Ward 6 Alderman Dan Dillard asked Marvel if he participated in the alternate plan that was on display at the meeting.
Marvel said he did not participate in the creation of plan, but he had seen the plan multiple times before.
“If that’s what you call participating, then I participated,” he said.
Dillard questioned Gray, Fields and Mathis about an e-mail Mathis reportedly sent to an attorney in Cleveland regarding an alternate plan.
Mathis sent the e-mail last week, but had not shared with the board that she was participating in efforts to create an alternate redistricting plan.
Gray said Tuesday he did not participate in the formation of the e-mail.
“But I’m part of it,” he said.
Fields said to Dillard anything that he has done is no different than anything Dillard has done.
“You don’t take anyone’s word that comes in here at face value … you go in there and do your research and get your data.”
Mathis said she has been working with the NAACP on redistricting for a year. She said after the last redistricting process when she was called by the DOJ about why she was “dumb enough” to vote for the plan, she decided to educate herself more on the redistricting process.
Mathis said in 2010 when she was informed Natchez would be receiving census data early because of impending elections, she immediately went to the NAACP.
“I said, ‘We’re not going to wait until the last minute and not have a plan,’” she said.
Mathis said she and the NAACP sought redistricting help from the Mississippi Municipal League.
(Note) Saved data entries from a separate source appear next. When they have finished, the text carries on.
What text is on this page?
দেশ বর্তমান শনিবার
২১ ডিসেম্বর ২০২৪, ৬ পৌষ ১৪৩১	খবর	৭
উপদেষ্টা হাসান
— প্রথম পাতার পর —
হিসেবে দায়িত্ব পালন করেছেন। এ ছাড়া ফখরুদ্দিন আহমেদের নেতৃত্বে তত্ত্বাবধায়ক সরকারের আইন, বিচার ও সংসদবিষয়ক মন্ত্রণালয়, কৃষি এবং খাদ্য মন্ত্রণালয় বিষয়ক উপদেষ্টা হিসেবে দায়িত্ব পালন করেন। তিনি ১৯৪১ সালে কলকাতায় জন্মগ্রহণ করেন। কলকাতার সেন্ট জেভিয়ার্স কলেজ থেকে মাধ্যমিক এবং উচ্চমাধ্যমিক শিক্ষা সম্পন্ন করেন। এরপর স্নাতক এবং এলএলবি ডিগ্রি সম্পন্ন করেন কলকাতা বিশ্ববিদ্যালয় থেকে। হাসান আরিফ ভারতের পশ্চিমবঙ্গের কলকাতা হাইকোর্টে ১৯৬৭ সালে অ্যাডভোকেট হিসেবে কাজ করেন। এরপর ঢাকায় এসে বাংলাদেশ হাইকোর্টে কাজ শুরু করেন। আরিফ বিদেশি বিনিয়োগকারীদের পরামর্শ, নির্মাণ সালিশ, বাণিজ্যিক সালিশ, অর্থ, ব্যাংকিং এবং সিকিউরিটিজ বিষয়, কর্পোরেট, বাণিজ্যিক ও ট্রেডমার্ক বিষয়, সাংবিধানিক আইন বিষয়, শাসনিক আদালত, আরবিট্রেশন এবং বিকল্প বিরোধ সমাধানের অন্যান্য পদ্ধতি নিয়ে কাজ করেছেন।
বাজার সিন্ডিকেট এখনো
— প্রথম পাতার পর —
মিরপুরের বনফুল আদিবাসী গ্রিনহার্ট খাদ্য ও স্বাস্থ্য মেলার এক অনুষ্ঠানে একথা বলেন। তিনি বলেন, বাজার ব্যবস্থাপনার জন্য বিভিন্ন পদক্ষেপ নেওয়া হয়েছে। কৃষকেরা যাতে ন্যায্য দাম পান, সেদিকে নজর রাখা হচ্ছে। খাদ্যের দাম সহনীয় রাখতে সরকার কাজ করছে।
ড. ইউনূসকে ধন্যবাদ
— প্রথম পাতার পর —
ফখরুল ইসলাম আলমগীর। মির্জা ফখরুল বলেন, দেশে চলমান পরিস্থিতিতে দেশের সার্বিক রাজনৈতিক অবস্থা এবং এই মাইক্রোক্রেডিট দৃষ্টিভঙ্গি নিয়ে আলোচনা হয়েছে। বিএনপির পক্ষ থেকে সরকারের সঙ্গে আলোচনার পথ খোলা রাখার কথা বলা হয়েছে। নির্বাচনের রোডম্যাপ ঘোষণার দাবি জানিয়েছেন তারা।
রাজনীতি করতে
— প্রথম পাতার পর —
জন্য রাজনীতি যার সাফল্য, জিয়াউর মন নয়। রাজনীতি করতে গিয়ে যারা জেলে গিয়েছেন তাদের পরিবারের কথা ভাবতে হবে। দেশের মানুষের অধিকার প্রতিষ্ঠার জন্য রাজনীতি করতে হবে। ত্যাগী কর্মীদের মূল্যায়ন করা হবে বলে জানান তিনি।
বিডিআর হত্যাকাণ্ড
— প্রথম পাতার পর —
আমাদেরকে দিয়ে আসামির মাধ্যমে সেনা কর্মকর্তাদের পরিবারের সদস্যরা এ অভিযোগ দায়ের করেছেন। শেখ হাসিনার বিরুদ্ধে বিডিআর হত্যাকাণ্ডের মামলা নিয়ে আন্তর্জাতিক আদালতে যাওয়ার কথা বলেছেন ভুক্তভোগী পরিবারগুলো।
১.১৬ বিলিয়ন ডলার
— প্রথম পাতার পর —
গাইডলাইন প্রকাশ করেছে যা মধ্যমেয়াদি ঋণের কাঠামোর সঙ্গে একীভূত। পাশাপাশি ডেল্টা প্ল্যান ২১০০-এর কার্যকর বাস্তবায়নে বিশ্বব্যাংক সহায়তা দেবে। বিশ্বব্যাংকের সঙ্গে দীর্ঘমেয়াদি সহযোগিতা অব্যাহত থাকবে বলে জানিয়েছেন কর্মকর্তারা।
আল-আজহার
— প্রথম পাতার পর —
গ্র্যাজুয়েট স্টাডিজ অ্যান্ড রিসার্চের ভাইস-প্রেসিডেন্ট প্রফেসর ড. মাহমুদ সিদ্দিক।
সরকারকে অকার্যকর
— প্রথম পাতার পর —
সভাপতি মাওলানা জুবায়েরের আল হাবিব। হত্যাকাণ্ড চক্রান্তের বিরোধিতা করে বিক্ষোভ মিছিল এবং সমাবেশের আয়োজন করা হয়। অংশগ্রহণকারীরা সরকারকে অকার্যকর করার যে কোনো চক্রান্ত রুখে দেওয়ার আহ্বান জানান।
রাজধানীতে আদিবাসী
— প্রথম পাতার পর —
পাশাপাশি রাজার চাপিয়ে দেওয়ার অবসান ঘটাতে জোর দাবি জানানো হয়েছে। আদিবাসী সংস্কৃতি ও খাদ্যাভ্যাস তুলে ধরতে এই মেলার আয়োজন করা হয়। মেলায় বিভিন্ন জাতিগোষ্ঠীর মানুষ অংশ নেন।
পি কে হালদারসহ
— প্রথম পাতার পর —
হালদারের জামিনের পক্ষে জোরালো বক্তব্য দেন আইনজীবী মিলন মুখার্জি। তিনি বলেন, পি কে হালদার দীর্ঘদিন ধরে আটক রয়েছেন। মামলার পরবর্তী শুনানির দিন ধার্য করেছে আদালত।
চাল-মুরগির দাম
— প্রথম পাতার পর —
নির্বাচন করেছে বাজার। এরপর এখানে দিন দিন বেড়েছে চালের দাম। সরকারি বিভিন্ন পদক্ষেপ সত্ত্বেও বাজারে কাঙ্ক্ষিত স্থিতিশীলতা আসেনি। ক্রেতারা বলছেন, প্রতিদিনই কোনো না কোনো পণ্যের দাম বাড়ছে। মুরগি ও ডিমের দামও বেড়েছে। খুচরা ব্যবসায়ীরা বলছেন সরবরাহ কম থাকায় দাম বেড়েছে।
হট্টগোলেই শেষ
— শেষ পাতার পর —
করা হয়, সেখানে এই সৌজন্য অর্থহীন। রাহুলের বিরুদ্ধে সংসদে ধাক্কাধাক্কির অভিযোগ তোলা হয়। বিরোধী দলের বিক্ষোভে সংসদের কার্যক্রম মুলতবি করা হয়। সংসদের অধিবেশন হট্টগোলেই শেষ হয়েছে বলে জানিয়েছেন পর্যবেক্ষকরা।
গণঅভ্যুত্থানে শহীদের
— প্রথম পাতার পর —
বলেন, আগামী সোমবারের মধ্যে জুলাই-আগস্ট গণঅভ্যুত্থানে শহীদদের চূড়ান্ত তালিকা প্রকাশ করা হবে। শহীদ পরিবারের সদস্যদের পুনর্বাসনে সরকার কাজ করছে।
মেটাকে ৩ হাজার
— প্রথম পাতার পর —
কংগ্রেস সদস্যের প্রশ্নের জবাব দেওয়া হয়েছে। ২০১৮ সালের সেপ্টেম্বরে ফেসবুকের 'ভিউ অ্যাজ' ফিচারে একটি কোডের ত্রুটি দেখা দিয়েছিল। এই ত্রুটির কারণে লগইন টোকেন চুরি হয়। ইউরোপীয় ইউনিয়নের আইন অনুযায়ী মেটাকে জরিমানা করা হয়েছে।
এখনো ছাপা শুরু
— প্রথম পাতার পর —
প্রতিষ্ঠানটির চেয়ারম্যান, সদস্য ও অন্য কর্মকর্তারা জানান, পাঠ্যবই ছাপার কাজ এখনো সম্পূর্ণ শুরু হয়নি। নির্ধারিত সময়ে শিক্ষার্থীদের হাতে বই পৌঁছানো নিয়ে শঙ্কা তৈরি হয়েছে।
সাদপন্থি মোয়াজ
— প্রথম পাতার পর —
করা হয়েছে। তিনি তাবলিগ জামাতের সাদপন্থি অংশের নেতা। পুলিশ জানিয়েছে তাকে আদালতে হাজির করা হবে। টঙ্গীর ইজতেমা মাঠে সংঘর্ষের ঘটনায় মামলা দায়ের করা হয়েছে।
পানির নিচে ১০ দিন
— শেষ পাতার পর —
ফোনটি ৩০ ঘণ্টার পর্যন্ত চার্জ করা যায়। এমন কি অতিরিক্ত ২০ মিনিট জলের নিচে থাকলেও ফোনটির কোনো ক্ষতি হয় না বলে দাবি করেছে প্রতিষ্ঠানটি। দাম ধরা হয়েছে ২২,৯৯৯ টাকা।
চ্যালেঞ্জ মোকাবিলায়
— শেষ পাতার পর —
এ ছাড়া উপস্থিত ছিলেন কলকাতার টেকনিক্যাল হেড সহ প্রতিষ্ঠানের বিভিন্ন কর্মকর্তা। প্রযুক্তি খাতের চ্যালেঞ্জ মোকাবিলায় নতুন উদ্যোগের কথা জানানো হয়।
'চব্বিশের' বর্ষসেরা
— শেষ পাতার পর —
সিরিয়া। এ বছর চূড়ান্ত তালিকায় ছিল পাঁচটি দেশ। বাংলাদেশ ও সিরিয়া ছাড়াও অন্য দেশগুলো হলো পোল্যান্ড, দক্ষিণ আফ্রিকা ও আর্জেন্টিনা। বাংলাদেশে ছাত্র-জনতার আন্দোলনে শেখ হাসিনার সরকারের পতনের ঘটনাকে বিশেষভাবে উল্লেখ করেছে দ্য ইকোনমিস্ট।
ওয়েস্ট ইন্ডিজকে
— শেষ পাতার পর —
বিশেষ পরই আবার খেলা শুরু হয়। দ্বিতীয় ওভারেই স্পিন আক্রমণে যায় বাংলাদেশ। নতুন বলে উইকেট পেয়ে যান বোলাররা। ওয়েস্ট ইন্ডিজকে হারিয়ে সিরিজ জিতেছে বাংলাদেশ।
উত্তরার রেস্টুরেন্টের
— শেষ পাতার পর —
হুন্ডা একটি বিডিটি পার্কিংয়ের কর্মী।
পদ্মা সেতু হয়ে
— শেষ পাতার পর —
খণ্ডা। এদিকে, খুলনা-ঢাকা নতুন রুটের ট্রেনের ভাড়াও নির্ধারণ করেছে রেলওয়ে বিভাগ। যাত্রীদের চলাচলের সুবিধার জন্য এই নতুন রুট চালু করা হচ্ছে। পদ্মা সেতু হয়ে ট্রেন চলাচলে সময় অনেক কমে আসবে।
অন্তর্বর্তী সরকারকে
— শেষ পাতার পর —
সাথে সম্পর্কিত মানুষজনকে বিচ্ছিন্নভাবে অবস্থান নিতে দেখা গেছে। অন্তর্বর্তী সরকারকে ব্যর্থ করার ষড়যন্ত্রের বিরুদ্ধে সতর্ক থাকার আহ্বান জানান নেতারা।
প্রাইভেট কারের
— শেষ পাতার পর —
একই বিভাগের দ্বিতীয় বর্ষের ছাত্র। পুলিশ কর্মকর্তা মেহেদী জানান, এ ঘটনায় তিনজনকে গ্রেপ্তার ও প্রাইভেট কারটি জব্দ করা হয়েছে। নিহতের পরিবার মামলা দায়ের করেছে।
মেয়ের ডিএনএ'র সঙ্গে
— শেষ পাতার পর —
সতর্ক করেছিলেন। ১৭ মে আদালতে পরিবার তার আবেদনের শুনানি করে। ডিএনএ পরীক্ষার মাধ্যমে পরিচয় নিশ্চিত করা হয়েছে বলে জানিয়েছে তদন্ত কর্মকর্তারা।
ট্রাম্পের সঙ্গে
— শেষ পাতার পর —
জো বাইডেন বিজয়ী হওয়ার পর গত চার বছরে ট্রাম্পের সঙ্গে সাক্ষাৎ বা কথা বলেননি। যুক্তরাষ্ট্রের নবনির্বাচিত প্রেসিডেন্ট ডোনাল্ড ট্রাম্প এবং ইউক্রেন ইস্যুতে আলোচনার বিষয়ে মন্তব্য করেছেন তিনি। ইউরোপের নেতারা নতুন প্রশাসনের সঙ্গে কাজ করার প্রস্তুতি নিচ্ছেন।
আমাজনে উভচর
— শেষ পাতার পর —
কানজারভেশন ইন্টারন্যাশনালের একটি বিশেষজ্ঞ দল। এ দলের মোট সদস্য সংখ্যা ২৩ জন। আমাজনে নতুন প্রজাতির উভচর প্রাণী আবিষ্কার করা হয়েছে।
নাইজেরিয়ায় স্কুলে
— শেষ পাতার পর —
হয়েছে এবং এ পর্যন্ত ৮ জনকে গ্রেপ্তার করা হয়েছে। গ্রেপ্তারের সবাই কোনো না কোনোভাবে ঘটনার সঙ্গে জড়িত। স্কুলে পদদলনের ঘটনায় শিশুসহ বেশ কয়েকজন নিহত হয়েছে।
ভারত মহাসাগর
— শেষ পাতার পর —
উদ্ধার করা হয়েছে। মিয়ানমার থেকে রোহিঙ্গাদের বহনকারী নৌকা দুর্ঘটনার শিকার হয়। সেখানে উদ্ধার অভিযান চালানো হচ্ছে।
Fields said working on the alternate plan was not a secret deal.
Gray said he didn’t know what the big deal was, because no one had done anything wrong or broken any laws.
Rigby said one of the alternate plan’s main problems was that it had reduced the overall population of black voters in Wards 1, 2 and 4 — wards that are designated as majority black wards in the current redistricting plan.
Rigby said the alternate plan also relocates 25 percent of Natchez’s population to a ward different from those in which they currently live. He said that is most heavily concentrated in Ward 4, where only 15 percent of the original population remained.
Mathis, Gray and Fields all said their main concern was having a plan that reflected the current census data.
Middleton said before he voted that Ward 5 was, in his opinion, a swing ward.
He said the difference in Ward 5’s black and white voting age population was not enough to create four majority black wards. The city will have to receive DOJ approval of the plan before the qualification period for this spring’s elections can begin.